His comments came after the US finance magazine Barron’s reported on Thursday that Swiss prosecutors had frozen accounts at Credit Suisse bank as an “emergency” measure, citing sources.
Russia is investigating Western investment fund Hermitage Capital for tax evasion in a complex long-running case during which company lawyer Sergei Magnitsky died in jail in 2009 from untreated illnesses while awaiting trial.
The fund claims it was a victim of a tax swindle in which officials stole identities of companies belonging to it and claimed back hundreds of millions of dollars in tax refunds.

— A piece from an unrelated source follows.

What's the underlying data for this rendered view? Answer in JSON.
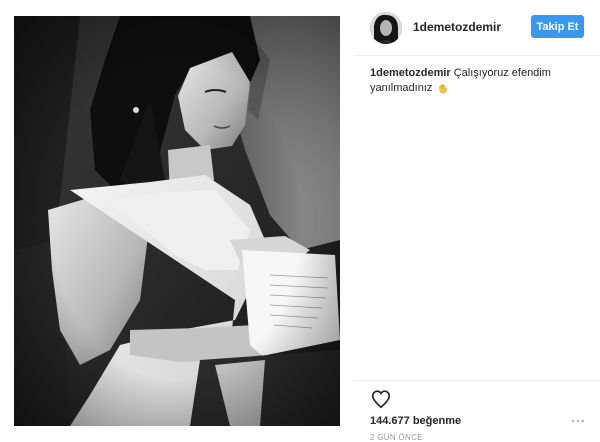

The claims centre around the former head of a Moscow tax office who now works in a different state-controlled firm.
Browder said he had information that “dozens of accounts” had been frozen after the fund submitted criminal complaints about money at Credit Suisse belonging to the husband of the former tax official, Olga Stepanova.
“Based on information coming out of Switzerland, we believe these accounts were frozen,” Browder said.
Dozens of Russian officials have been banned from travelling to the United States and Europe over the Magnitsky case.
On Wednesday, a Moscow court approved a request from police investigators to issue an arrest warrant for a Russian executive in the fund, Ivan Cherkasov, who is working in London.
Russian investigators have said they believed that Cherkasov had failed to pay taxes on some two billion rubles ($71.95 million at Friday’s exchange rate) in company profits in 2006 in a complex legal case.